The evaluation should include reviewing the history of nipple stimulation, medications, pregnancy/postpartum status, headache, visual symptoms, endocrine (e.g., hypothyroidism) symptoms, and renal and liver disease. The physical examination should be directed for signs of hypothyroidism (e.g., HEENT exam to detect possible goiter), hypogonadism, visual field loss, and chest wall injury.
Laboratory tests should include prolactin and TSH. An MRI of the sella turcica is required to diagnose an adenoma and differentiate between other lesions in the hypothalamic-pituitary region. Microadenomas are defined as prolactinomas less than 10 mm, and macroadenomas are those greater or equal to 10 mm.

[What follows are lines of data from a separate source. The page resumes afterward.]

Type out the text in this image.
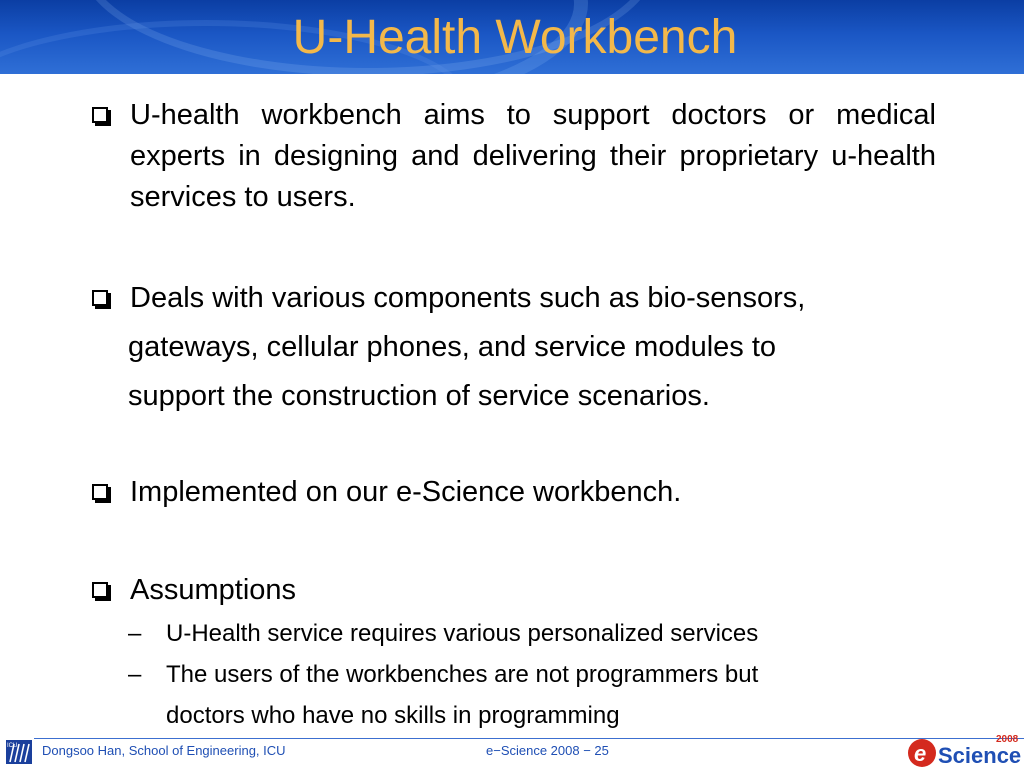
U-Health Workbench
U-health workbench aims to support doctors or medical experts in designing and delivering their proprietary u-health services to users.
Deals with various components such as bio-sensors,
gateways, cellular phones, and service modules to
support the construction of service scenarios.
Implemented on our e-Science workbench.
Assumptions
– U-Health service requires various personalized services
– The users of the workbenches are not programmers but
doctors who have no skills in programming
ICU Dongsoo Han, School of Engineering, ICU	e−Science 2008 − 25
2008
e Science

Women with regular menstrual cycles and hyperprolactinemia have a very low incidence of the clinically relevant disease and may have macroprolactinemia. Macroprolactinemia is due to large polymeric forms of prolactin and circulating anti-prolactin autoantibodies. These forms of prolactin are less biologically active. Consequently fewer patients are symptomatic and prolactinomas are present is only about 10-20%. Idiopathic hyperprolactinemia is diagnosed in the absence of pituitary and central lesions on MRI, and the absence of secondary causes of hyperprolactinemia.
Symptomatic patients with hyperprolactinemia may be treated with the dopamine agonists bromocriptine or cabergoline unless they have a stalk compressing lesion. Bromocriptine is a reasonable first choice given its low cost and favorable side effect profile. Cabergoline, however, is more effective in reducing prolactin levels and adenoma size than bromocriptine, and has fewer side effects. Monitoring with prolactin levels is necessary to adjust medication dosages.
Repeat MRIs may be indicated if symptoms persist or there is no response on prolactin levels. Treatment during pregnancy is usually limited to symptomatic patients and those with macroadenomas. Treatment resistance has been defined as a failure to normalize prolactin levels and to decrease macroadenoma size by >=50%, although recent studies have suggested that higher dose cabergoline regimens may be effective. Transsphenoidal surgery may be required for symptomatic patients with prolactinomas who do not respond or cannot tolerate high doses of cabergoline, and may improve fertility measures in affected women.
Melmed S, Casanueva FF, Hoffman AR, et al, Diagnosis and treatment of hyperprolactinemia: an Endocrine Society clinical practice guideline. J Clin Endocrinol Metab. 2011 Feb;96(2):273-88. doi: 10.1210/jc.2010-1692.
Vilar L, Vilar CF, Lyra R, Freitas MDC. Pitfalls in the Diagnostic Evaluation of Hyperprolactinemia. Neuroendocrinology. 2019;109(1):7-19. doi: 10.1159/000499694. Epub 2019 Mar 20. PMID: 30889571.
Lamba N, Noormohamed N, Simjian T, Alsheikh MY, Jamal A, Doucette J, Zaidi H, Smith TR, Mekary RA. Fertility after transsphenoidal surgery in patients with prolactinomas: A meta-analysis. Clin Neurol Neurosurg. 2019 Jan;176:53-60. doi: 10.1016/j.clineuro.2018.11.024. Epub 2018 Dec 1. PMID: 30529652.
Initial Approval April 2012; Revised July 2018. Reaffirmed January 2020; Reaffirmed September 2021; Revised May 2023.